Reference: Shimozono Y, Yasui Y, Hurley ET, Paugh RA, Deyer TW, Kennedy JG. Concentrated Bone Marrow Aspirate May Decrease Postoperative Cyst Occurrence Rate in Autologous Osteochondral Transplantation for Osteochondral Lesions of the Talus. Arthroscopy. 2019 Jan; 35(1):99-105.

Scientific Literature Review

Reviewed By: Joshua Lisonbee, DPM
Residency Program: Long Beach Memorial Medical Center, CA

Podiatric Relevance: Osteochondral lesions of the talus (OLTs) are a common injury, noted to be present in up to 50 percent of acute ankle sprains and fractures and frequently requiring surgical intervention to treat. Autologous osteochondral transplantation (AOT) is a surgical intervention noted to have high clinical success rates in treating OLTs; however, high rates of subchondral cyst formation are noted postoperatively with AOT, and their presence can be correlated to graft failure. Concentrated bone marrow aspirate (CBMA) has shown potential for improving bone regeneration and cartilage repair and may improve integration between graft and native tissues. This study aims to evaluate whether CBMA has any impact on functional and MRI outcomes postoperatively, when used as an adjunct to AOT. Additionally, the study aims to assess the efficacy of CBMA in reducing the presence of postoperative cyst formation following AOT.

Methods: Level III retrospective comparative trial of all patients who underwent AOT between 2004 and 2008 by the senior author.
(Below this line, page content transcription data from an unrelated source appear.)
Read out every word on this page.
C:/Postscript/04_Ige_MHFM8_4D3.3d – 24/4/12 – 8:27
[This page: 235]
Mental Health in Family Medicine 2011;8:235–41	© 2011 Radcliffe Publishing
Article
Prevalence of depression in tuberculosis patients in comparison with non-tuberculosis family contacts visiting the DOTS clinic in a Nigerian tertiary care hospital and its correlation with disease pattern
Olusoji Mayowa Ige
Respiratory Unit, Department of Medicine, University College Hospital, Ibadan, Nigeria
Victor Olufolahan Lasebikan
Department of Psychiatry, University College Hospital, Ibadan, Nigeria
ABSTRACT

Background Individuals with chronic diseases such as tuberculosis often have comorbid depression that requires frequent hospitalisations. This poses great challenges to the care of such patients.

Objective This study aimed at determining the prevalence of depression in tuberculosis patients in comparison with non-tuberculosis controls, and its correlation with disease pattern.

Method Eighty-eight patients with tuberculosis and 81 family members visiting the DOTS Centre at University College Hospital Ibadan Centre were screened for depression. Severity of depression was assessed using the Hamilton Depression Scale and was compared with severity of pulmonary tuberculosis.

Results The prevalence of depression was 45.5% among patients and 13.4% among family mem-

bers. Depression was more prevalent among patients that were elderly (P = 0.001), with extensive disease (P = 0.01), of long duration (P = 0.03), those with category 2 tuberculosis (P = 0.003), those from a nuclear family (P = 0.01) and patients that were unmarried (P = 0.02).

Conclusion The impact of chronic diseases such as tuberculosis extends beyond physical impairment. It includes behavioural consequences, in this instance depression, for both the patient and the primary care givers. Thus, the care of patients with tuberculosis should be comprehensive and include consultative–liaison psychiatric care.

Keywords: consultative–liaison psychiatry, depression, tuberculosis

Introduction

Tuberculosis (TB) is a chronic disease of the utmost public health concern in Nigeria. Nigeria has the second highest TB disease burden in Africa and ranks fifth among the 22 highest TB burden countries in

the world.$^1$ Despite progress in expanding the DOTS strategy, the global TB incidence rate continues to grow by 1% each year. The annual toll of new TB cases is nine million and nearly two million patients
Inclusion criteria were patients 18–60 years old with a minimum of five years of postoperative follow-up and MRI results. Patients from 2004–2005 formed the AOT-alone group (26 patients), while patients 2005–2008 received CBMA/AOT (28 patients). Primary outcome measures were Foot and Ankle Outcome Score (FAOS) and Short-Form 12 (SF-12), assessed preoperatively and at final follow-up. Secondary outcome measure was evaluation of postoperative MRI using the modified Magnetic Resonance Observation of Cartilage Repair Tissue (MOCART) scoring system.
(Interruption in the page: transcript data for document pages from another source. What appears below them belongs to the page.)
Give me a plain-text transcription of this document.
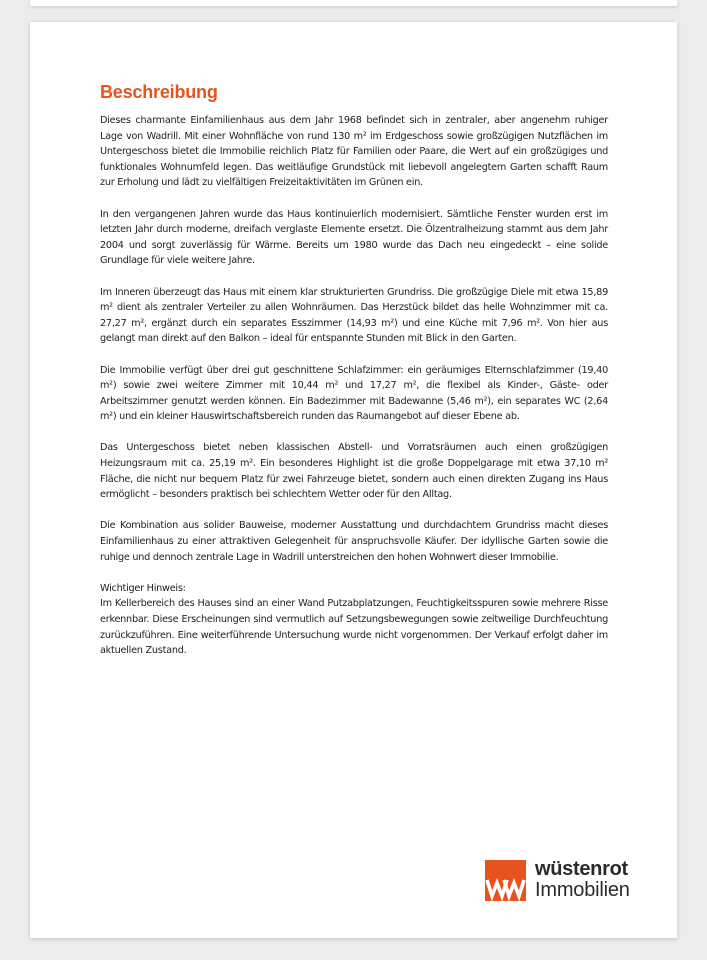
Beschreibung

Dieses charmante Einfamilienhaus aus dem Jahr 1968 befindet sich in zentraler, aber angenehm ruhiger Lage von Wadrill. Mit einer Wohnfläche von rund 130 m² im Erdgeschoss sowie großzügigen Nutzflächen im Untergeschoss bietet die Immobilie reichlich Platz für Familien oder Paare, die Wert auf ein großzügiges und funktionales Wohnumfeld legen. Das weitläufige Grundstück mit liebevoll angelegtem Garten schafft Raum zur Erholung und lädt zu vielfältigen Freizeitaktivitäten im Grünen ein.

In den vergangenen Jahren wurde das Haus kontinuierlich modernisiert. Sämtliche Fenster wurden erst im letzten Jahr durch moderne, dreifach verglaste Elemente ersetzt. Die Ölzentralheizung stammt aus dem Jahr 2004 und sorgt zuverlässig für Wärme. Bereits um 1980 wurde das Dach neu eingedeckt – eine solide Grundlage für viele weitere Jahre.

Im Inneren überzeugt das Haus mit einem klar strukturierten Grundriss. Die großzügige Diele mit etwa 15,89 m² dient als zentraler Verteiler zu allen Wohnräumen. Das Herzstück bildet das helle Wohnzimmer mit ca. 27,27 m², ergänzt durch ein separates Esszimmer (14,93 m²) und eine Küche mit 7,96 m². Von hier aus gelangt man direkt auf den Balkon – ideal für entspannte Stunden mit Blick in den Garten.

Die Immobilie verfügt über drei gut geschnittene Schlafzimmer: ein geräumiges Elternschlafzimmer (19,40 m²) sowie zwei weitere Zimmer mit 10,44 m² und 17,27 m², die flexibel als Kinder-, Gäste- oder Arbeitszimmer genutzt werden können. Ein Badezimmer mit Badewanne (5,46 m²), ein separates WC (2,64 m²) und ein kleiner Hauswirtschaftsbereich runden das Raumangebot auf dieser Ebene ab.

Das Untergeschoss bietet neben klassischen Abstell- und Vorratsräumen auch einen großzügigen Heizungsraum mit ca. 25,19 m². Ein besonderes Highlight ist die große Doppelgarage mit etwa 37,10 m² Fläche, die nicht nur bequem Platz für zwei Fahrzeuge bietet, sondern auch einen direkten Zugang ins Haus ermöglicht – besonders praktisch bei schlechtem Wetter oder für den Alltag.

Die Kombination aus solider Bauweise, moderner Ausstattung und durchdachtem Grundriss macht dieses Einfamilienhaus zu einer attraktiven Gelegenheit für anspruchsvolle Käufer. Der idyllische Garten sowie die ruhige und dennoch zentrale Lage in Wadrill unterstreichen den hohen Wohnwert dieser Immobilie.

Wichtiger Hinweis:

Im Kellerbereich des Hauses sind an einer Wand Putzabplatzungen, Feuchtigkeitsspuren sowie mehrere Risse erkennbar. Diese Erscheinungen sind vermutlich auf Setzungsbewegungen sowie zeitweilige Durchfeuchtung zurückzuführen. Eine weiterführende Untersuchung wurde nicht vorgenommen. Der Verkauf erfolgt daher im aktuellen Zustand.

wüstenrot
Immobilien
Results: Both the AOT-alone and CBMA/AOT groups showed significant improvement in FAOS and SF-12 scores compared to their respective preoperative states. No significant difference was noted in FAOS and SF-12 scores between the two groups postoperatively. No significant difference was noted in MOCART scores between AOT-alone and CBMA/AOT groups. CBMA/AOT was found to have a statistically lower rate of cyst formation compared to AOT-alone; however, no significant difference was noted in the postoperative outcomes of patients with and without cysts, regardless of group.
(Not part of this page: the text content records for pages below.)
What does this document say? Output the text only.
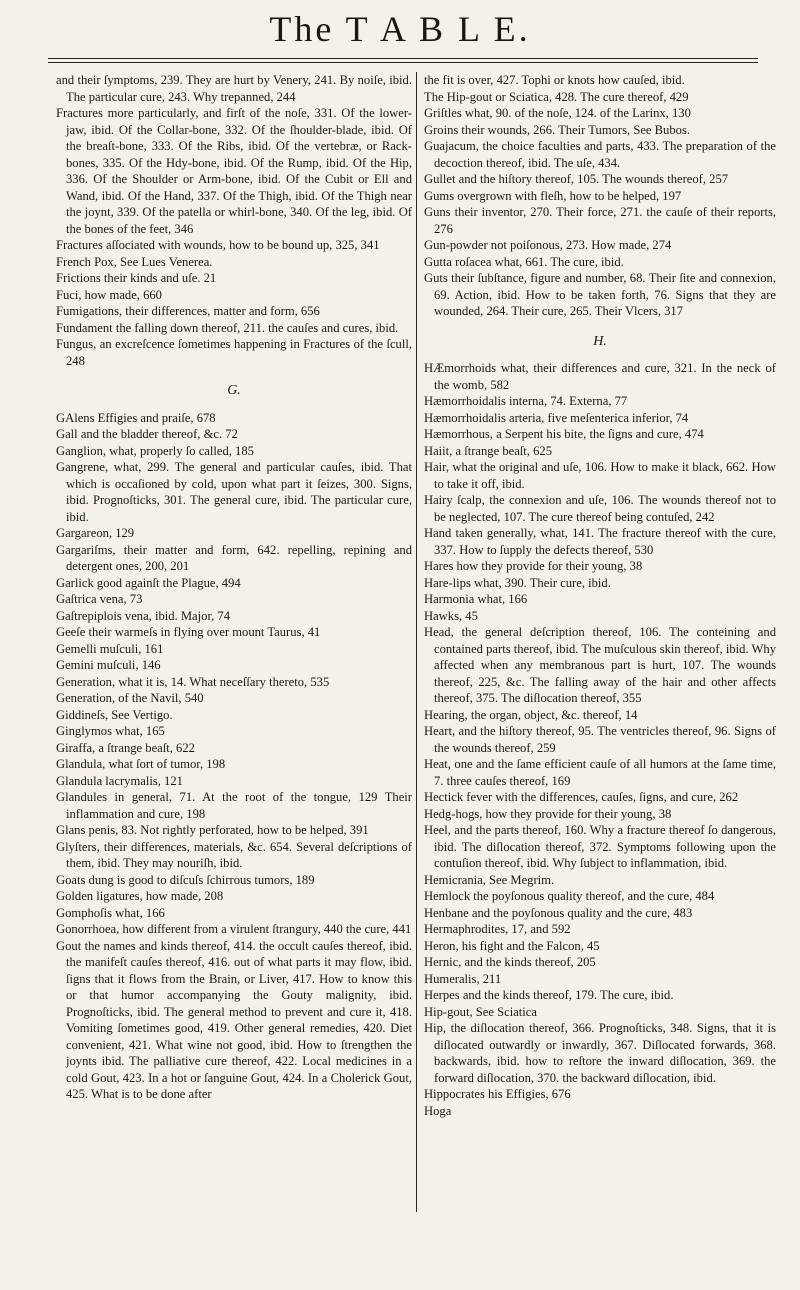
The T A B L E.

and their ſymptoms, 239. They are hurt by Venery, 241. By noiſe, ibid. The particular cure, 243. Why trepanned, 244

Fractures more particularly, and firſt of the noſe, 331. Of the lower-jaw, ibid. Of the Collar-bone, 332. Of the ſhoulder-blade, ibid. Of the breaſt-bone, 333. Of the Ribs, ibid. Of the vertebræ, or Rack-bones, 335. Of the Hdy-bone, ibid. Of the Rump, ibid. Of the Hip, 336. Of the Shoulder or Arm-bone, ibid. Of the Cubit or Ell and Wand, ibid. Of the Hand, 337. Of the Thigh, ibid. Of the Thigh near the joynt, 339. Of the patella or whirl-bone, 340. Of the leg, ibid. Of the bones of the feet, 346

Fractures aſſociated with wounds, how to be bound up, 325, 341

French Pox, See Lues Venerea.

Frictions their kinds and uſe. 21

Fuci, how made, 660

Fumigations, their differences, matter and form, 656

Fundament the falling down thereof, 211. the cauſes and cures, ibid.

Fungus, an excreſcence ſometimes happening in Fractures of the ſcull, 248

G.

GAlens Effigies and praiſe, 678

Gall and the bladder thereof, &c. 72

Ganglion, what, properly ſo called, 185

Gangrene, what, 299. The general and particular cauſes, ibid. That which is occaſioned by cold, upon what part it ſeizes, 300. Signs, ibid. Prognoſticks, 301. The general cure, ibid. The particular cure, ibid.

Gargareon, 129

Gargariſms, their matter and form, 642. repelling, repining and detergent ones, 200, 201

Garlick good againſt the Plague, 494

Gaſtrica vena, 73

Gaſtrepiplois vena, ibid. Major, 74

Geeſe their warmeſs in flying over mount Taurus, 41

Gemelli muſculi, 161

Gemini muſculi, 146

Generation, what it is, 14. What neceſſary thereto, 535

Generation, of the Navil, 540

Giddineſs, See Vertigo.

Ginglymos what, 165

Giraffa, a ſtrange beaſt, 622

Glandula, what ſort of tumor, 198

Glandula lacrymalis, 121

Glandules in general, 71. At the root of the tongue, 129 Their inflammation and cure, 198

Glans penis, 83. Not rightly perforated, how to be helped, 391

Glyſters, their differences, materials, &c. 654. Several deſcriptions of them, ibid. They may nouriſh, ibid.

Goats dung is good to diſcuſs ſchirrous tumors, 189

Golden ligatures, how made, 208

Gomphoſis what, 166

Gonorrhoea, how different from a virulent ſtrangury, 440 the cure, 441

Gout the names and kinds thereof, 414. the occult cauſes thereof, ibid. the manifeſt cauſes thereof, 416. out of what parts it may flow, ibid. ſigns that it flows from the Brain, or Liver, 417. How to know this or that humor accompanying the Gouty malignity, ibid. Prognoſticks, ibid. The general method to prevent and cure it, 418. Vomiting ſometimes good, 419. Other general remedies, 420. Diet convenient, 421. What wine not good, ibid. How to ſtrengthen the joynts ibid. The palliative cure thereof, 422. Local medicines in a cold Gout, 423. In a hot or ſanguine Gout, 424. In a Cholerick Gout, 425. What is to be done after

the fit is over, 427. Tophi or knots how cauſed, ibid.

The Hip-gout or Sciatica, 428. The cure thereof, 429

Griſtles what, 90. of the noſe, 124. of the Larinx, 130

Groins their wounds, 266. Their Tumors, See Bubos.

Guajacum, the choice faculties and parts, 433. The preparation of the decoction thereof, ibid. The uſe, 434.

Gullet and the hiſtory thereof, 105. The wounds thereof, 257

Gums overgrown with fleſh, how to be helped, 197

Guns their inventor, 270. Their force, 271. the cauſe of their reports, 276

Gun-powder not poiſonous, 273. How made, 274

Gutta roſacea what, 661. The cure, ibid.

Guts their ſubſtance, figure and number, 68. Their ſite and connexion, 69. Action, ibid. How to be taken forth, 76. Signs that they are wounded, 264. Their cure, 265. Their Vlcers, 317

H.

HÆmorrhoids what, their differences and cure, 321. In the neck of the womb, 582

Hæmorrhoidalis interna, 74. Externa, 77

Hæmorrhoidalis arteria, five meſenterica inferior, 74

Hæmorrhous, a Serpent his bite, the ſigns and cure, 474

Haiit, a ſtrange beaſt, 625

Hair, what the original and uſe, 106. How to make it black, 662. How to take it off, ibid.

Hairy ſcalp, the connexion and uſe, 106. The wounds thereof not to be neglected, 107. The cure thereof being contuſed, 242

Hand taken generally, what, 141. The fracture thereof with the cure, 337. How to ſupply the defects thereof, 530

Hares how they provide for their young, 38

Hare-lips what, 390. Their cure, ibid.

Harmonia what, 166

Hawks, 45

Head, the general deſcription thereof, 106. The conteining and contained parts thereof, ibid. The muſculous skin thereof, ibid. Why affected when any membranous part is hurt, 107. The wounds thereof, 225, &c. The falling away of the hair and other affects thereof, 375. The diſlocation thereof, 355

Hearing, the organ, object, &c. thereof, 14

Heart, and the hiſtory thereof, 95. The ventricles thereof, 96. Signs of the wounds thereof, 259

Heat, one and the ſame efficient cauſe of all humors at the ſame time, 7. three cauſes thereof, 169

Hectick fever with the differences, cauſes, ſigns, and cure, 262

Hedg-hogs, how they provide for their young, 38

Heel, and the parts thereof, 160. Why a fracture thereof ſo dangerous, ibid. The diſlocation thereof, 372. Symptoms following upon the contuſion thereof, ibid. Why ſubject to inflammation, ibid.

Hemicrania, See Megrim.

Hemlock the poyſonous quality thereof, and the cure, 484

Henbane and the poyſonous quality and the cure, 483

Hermaphrodites, 17, and 592

Heron, his fight and the Falcon, 45

Hernic, and the kinds thereof, 205

Humeralis, 211

Herpes and the kinds thereof, 179. The cure, ibid.

Hip-gout, See Sciatica

Hip, the diſlocation thereof, 366. Prognoſticks, 348. Signs, that it is diſlocated outwardly or inwardly, 367. Diſlocated forwards, 368. backwards, ibid. how to reſtore the inward diſlocation, 369. the forward diſlocation, 370. the backward diſlocation, ibid.

Hippocrates his Effigies, 676

Hoga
Conclusions: The authors conclude that there were no significant differences in functional or radiographic outcomes in patients who underwent AOT with or without CBMA. Despite this, the conclusion that CBMA with AOT is able to significantly lower the rate of postoperative cyst formation is important. The lack of difference between groups can possibly be explained by prior literature, which suggests that cysts do not have a negative impact on short-term outcomes unless graft failure occurs, and long-term outcomes with cysts have not been fully investigated yet. Additionally, there was no analysis of the cellular components of CBMA, which may have varied between patients. Despite limitations, literature is very promising for CBMA, and further investigation warranted. This study was limited by being only short- and midterm follow-up, retrospectively, and with a limited sample size. Larger prospective studies would be useful.